The US elections, taking place as I write, have not been much on the radar screens in the parts of Indonesia I’ve been in lately. Unlike the Indonesian elections, which are not due until 2014. Dashing out in front of the pack is Prabowo Subianto, a Suharto clone who is not, actually, a presidential candidate yet, according to his office.
Odd, then, that I stumbled on to two shiny new ambulances parked incongruously outside a Moslem saint’s grave in Lombok last week. Emblazoned on the side, next to a giant portrait of the non-candidate:
“GERINDRA WINS, PRABOWO [IS] PRESIDENT”
On the back, logos of his Gerindra political party, pictures of the local party bosses, and: “FREE”. The ambulances are strategically places in front of the tomb on the one day a year when thousands of pilgrims, mostly farmers, troop around tombs of the nine saints buried around Lombok. I ask one woman why she thinks the ambulances are there. “Prabowo wants to keep us safe,” she says.
No doubt. He has recently topped a national poll as the most popular (non) candidate. His party, Gerindra, is without doubt the best disciplined of Indonesia’s pack of over a dozen. And he is especially popular with people who grow misty-eyed at the mention of Suharto, Prabowo’s former father-in-law. The English cliche used to describe the man who ruled Indonesia from 1965 to 1999 is “strongman” but misty-eyed Indonesians follow the name of Prabowo with “Tangan Besi” “Iron Fist”, then a series of approving nods.
Prabowo’s particular genius is for leaping into bed with his enemies. In 1996, he trained the thugs that tried to oust Megawati Sukarnoputri from the leadership of the PDI party. In 2004, he ran as Megawati’s Vice Presidential candidate. As a Kopassus commander, Prabowo was a key figure in the battle to suppress what was then called the “Security Disturbing Movement” in Aceh, and is accused of human rights abuses there and in East Timor. Earlier this year, he became one of the former Disturbers’ greatest political supporters, stumping up 50 billion rupiah for the Partai Aceh campaign, according to political rivals. That’s five million dollars; the sum may just be pre-election bad-mouthing, but it is beyond doubt that Prabowo was welcomed as a guest of honour at the inauguration of his former battlefield adversaries. And that he has a special interest in the support of Partai Aceh, which, as a local party with a formidable grass-roots machine, has no candidate of its own to back in 2014.

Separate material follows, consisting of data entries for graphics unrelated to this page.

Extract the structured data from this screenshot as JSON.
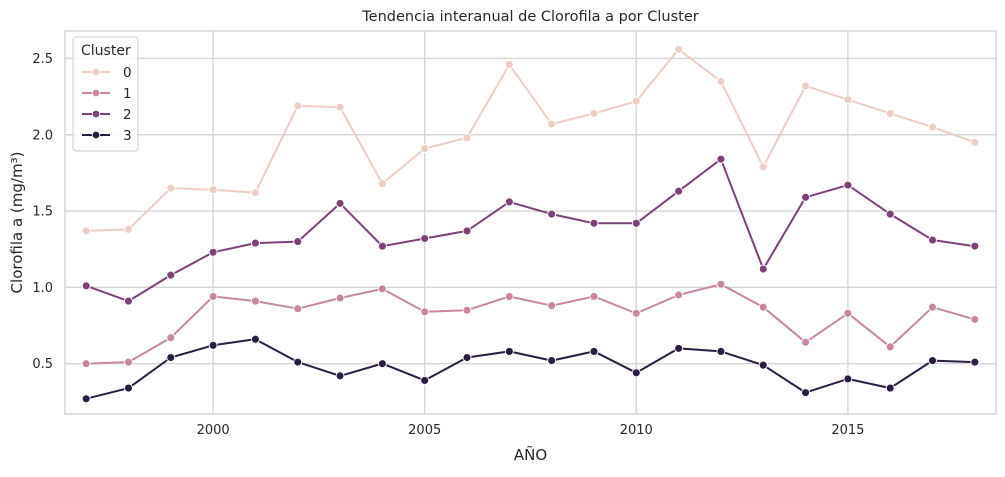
{
  "chart_data": {
    "type": "line",
    "title": "Tendencia interanual de Clorofila a por Cluster",
    "xlabel": "AÑO",
    "ylabel": "Clorofila a (mg/m³)",
    "xlim": [
      1996.5,
      2018.5
    ],
    "ylim": [
      0.17,
      2.68
    ],
    "x_ticks": [
      2000,
      2005,
      2010,
      2015
    ],
    "y_ticks": [
      0.5,
      1.0,
      1.5,
      2.0,
      2.5
    ],
    "grid": true,
    "legend": {
      "title": "Cluster",
      "position": "top-left"
    },
    "x": [
      1997,
      1998,
      1999,
      2000,
      2001,
      2002,
      2003,
      2004,
      2005,
      2006,
      2007,
      2008,
      2009,
      2010,
      2011,
      2012,
      2013,
      2014,
      2015,
      2016,
      2017,
      2018
    ],
    "series": [
      {
        "name": "0",
        "color": "#eccec5",
        "values": [
          1.37,
          1.38,
          1.65,
          1.64,
          1.62,
          2.19,
          2.18,
          1.68,
          1.91,
          1.98,
          2.46,
          2.07,
          2.14,
          2.22,
          2.56,
          2.35,
          1.79,
          2.32,
          2.23,
          2.14,
          2.05,
          1.95
        ]
      },
      {
        "name": "1",
        "color": "#c7879f",
        "values": [
          0.5,
          0.51,
          0.67,
          0.94,
          0.91,
          0.86,
          0.93,
          0.99,
          0.84,
          0.85,
          0.94,
          0.88,
          0.94,
          0.83,
          0.95,
          1.02,
          0.87,
          0.64,
          0.83,
          0.61,
          0.87,
          0.79
        ]
      },
      {
        "name": "2",
        "color": "#7b4275",
        "values": [
          1.01,
          0.91,
          1.08,
          1.23,
          1.29,
          1.3,
          1.55,
          1.27,
          1.32,
          1.37,
          1.56,
          1.48,
          1.42,
          1.42,
          1.63,
          1.84,
          1.12,
          1.59,
          1.67,
          1.48,
          1.31,
          1.27
        ]
      },
      {
        "name": "3",
        "color": "#2b1d40",
        "values": [
          0.27,
          0.34,
          0.54,
          0.62,
          0.66,
          0.51,
          0.42,
          0.5,
          0.39,
          0.54,
          0.58,
          0.52,
          0.58,
          0.44,
          0.6,
          0.58,
          0.49,
          0.31,
          0.4,
          0.34,
          0.52,
          0.51
        ]
      }
    ]
  }
}
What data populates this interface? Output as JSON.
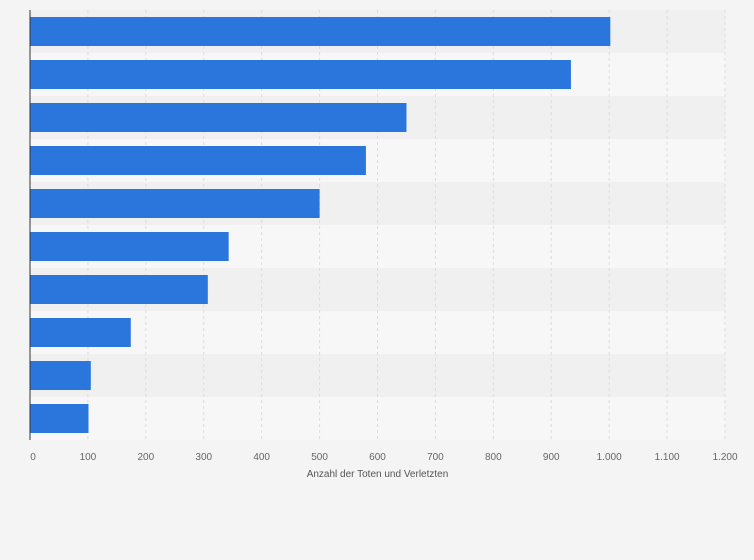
{
  "chart_data": {
    "type": "bar",
    "orientation": "horizontal",
    "title": "",
    "xlabel": "Anzahl der Toten und Verletzten",
    "ylabel": "",
    "categories": [
      "",
      "",
      "",
      "",
      "",
      "",
      "",
      "",
      "",
      ""
    ],
    "values": [
      1002,
      934,
      650,
      580,
      500,
      343,
      307,
      174,
      105,
      101
    ],
    "xlim": [
      0,
      1200
    ],
    "ticks": [
      0,
      100,
      200,
      300,
      400,
      500,
      600,
      700,
      800,
      900,
      1000,
      1100,
      1200
    ],
    "tick_labels": [
      "0",
      "100",
      "200",
      "300",
      "400",
      "500",
      "600",
      "700",
      "800",
      "900",
      "1.000",
      "1.100",
      "1.200"
    ],
    "grid": true,
    "legend": "none",
    "colors": {
      "bar": "#2a76dd",
      "band_dark": "#f0f0f0",
      "band_light": "#f7f7f7",
      "background": "#f4f4f4",
      "grid": "#dcdcdc",
      "axis": "#333333"
    }
  }
}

Prabowo did well, too, to throw his weight (somewhat belatedly) behind Joko Widodo (Jokowi), the media darling who recently became mayor of Jakarta. Having an ally in control of the capital during an election year is no small thing. Oh, and some of the activists he once kidnapped now work for him. He’s a charming man, I remember from days long ago when I shared the odd beer with him. But there’s also something about this conjunction that made me whip my camera out the other day…

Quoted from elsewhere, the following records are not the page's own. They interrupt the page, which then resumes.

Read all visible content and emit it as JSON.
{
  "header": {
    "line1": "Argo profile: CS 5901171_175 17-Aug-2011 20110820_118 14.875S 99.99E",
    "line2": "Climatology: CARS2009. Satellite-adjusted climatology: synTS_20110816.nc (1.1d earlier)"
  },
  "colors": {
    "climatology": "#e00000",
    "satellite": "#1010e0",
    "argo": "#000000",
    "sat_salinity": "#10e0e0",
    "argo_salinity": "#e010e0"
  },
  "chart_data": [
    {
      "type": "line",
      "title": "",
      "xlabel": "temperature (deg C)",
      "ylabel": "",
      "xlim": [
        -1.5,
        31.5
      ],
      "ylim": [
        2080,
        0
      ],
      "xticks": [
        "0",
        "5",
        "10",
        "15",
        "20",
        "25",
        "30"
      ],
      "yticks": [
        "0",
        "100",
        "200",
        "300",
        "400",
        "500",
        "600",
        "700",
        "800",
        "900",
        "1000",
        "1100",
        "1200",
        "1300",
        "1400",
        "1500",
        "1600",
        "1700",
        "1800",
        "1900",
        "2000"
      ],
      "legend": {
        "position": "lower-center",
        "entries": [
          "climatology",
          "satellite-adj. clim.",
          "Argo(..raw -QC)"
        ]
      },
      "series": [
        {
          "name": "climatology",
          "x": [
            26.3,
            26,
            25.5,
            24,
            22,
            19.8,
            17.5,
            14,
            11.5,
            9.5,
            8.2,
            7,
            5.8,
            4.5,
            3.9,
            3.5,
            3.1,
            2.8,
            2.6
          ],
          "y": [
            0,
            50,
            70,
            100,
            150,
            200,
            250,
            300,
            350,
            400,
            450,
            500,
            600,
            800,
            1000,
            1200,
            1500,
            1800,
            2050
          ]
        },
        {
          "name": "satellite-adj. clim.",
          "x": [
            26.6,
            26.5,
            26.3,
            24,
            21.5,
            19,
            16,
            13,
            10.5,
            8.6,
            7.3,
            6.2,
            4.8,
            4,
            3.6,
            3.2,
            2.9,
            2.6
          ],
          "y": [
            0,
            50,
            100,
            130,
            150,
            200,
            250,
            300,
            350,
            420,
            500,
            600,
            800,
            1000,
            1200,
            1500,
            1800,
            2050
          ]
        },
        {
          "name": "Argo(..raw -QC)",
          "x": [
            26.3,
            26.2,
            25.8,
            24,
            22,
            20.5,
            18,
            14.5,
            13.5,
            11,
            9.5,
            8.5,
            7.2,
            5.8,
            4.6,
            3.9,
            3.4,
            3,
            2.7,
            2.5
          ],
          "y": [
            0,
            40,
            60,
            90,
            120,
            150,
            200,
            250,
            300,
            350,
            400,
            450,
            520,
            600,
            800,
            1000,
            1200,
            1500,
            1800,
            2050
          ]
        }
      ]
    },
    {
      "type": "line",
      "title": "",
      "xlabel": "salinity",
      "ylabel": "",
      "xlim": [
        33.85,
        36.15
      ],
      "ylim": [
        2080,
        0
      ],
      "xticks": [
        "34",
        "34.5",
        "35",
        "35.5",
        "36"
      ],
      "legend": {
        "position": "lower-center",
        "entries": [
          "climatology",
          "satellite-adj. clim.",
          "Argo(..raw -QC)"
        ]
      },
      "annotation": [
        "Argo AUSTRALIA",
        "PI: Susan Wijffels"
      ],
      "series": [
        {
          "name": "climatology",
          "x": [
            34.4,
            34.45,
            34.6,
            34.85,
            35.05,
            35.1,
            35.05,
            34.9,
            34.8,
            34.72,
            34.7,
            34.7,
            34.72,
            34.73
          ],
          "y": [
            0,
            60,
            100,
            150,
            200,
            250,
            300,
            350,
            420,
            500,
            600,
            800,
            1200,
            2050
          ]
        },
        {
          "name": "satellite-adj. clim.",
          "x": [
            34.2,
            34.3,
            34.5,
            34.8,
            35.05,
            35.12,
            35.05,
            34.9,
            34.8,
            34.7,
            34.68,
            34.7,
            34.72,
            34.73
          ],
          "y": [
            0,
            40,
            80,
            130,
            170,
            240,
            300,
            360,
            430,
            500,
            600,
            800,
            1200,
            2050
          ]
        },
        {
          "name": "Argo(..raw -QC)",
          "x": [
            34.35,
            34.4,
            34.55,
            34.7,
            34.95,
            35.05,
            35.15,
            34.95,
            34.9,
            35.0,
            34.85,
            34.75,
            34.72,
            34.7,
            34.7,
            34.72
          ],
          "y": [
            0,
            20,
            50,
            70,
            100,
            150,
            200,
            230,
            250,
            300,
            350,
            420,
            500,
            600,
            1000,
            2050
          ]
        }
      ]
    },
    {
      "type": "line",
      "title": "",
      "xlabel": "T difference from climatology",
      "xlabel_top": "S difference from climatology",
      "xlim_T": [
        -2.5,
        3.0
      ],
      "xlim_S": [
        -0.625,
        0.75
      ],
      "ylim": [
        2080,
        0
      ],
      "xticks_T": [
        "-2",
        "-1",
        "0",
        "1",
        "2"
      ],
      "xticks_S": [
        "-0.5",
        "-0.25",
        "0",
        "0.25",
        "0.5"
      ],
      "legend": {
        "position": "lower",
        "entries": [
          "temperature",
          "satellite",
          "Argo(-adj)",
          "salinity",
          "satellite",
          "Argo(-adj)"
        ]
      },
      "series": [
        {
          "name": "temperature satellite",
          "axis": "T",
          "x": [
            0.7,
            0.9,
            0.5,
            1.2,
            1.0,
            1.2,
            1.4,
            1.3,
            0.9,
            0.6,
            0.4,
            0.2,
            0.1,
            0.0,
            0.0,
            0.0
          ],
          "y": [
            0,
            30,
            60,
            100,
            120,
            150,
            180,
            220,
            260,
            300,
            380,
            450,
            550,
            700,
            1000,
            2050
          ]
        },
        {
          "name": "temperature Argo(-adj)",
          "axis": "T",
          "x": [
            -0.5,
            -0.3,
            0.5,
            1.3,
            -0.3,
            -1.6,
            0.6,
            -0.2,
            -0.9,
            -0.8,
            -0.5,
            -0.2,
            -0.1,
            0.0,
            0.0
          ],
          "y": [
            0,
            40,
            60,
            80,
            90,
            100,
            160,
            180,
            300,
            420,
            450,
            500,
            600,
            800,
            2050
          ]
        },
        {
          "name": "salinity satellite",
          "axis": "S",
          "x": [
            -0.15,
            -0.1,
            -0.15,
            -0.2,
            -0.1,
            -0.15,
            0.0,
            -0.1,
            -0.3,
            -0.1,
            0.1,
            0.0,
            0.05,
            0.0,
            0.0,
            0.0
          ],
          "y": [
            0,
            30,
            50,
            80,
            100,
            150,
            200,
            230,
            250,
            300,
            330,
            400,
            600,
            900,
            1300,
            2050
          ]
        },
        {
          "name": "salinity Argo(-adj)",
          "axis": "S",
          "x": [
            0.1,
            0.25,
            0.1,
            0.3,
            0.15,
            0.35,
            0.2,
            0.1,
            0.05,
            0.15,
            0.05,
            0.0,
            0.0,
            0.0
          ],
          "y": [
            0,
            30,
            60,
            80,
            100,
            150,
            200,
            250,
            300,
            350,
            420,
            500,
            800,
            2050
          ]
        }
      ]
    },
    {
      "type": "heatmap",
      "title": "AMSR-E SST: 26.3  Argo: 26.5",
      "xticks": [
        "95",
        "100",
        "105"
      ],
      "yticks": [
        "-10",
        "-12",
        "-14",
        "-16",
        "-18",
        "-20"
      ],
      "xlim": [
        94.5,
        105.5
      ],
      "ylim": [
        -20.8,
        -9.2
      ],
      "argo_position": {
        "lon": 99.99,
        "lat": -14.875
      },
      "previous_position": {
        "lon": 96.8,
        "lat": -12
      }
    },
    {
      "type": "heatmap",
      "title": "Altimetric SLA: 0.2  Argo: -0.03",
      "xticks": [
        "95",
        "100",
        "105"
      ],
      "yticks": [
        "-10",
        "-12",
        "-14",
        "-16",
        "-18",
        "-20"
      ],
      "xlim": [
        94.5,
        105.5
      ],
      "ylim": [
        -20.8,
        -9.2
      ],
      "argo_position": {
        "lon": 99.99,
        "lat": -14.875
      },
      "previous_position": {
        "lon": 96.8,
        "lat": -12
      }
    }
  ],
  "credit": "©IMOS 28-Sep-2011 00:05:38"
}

Prabowo has the distinction of having been denied a visa by the US, under the provisions of the United Nations Convention against Torture. But he doesn’t often make it into the UK papers. An exception, yesterday, was the report in the venerable Financial Times that Nat Rotshchild is cozying up to the Iron Fist. The story of Bumi plc is too torturous to relate, but Nat’s principle seems to be that the enemy of my enemy is my friend. He wants to buy the Bakrie family out of the floundering coal buisiness, and Aburizal Bakrie is a rival (non) candidate for president. But Nat should be warned: if a coalition including Prabowo does get hold of Bumi, it wouldn’t surprise me at all to see the King of Cooption try to bring his political rival back in to management.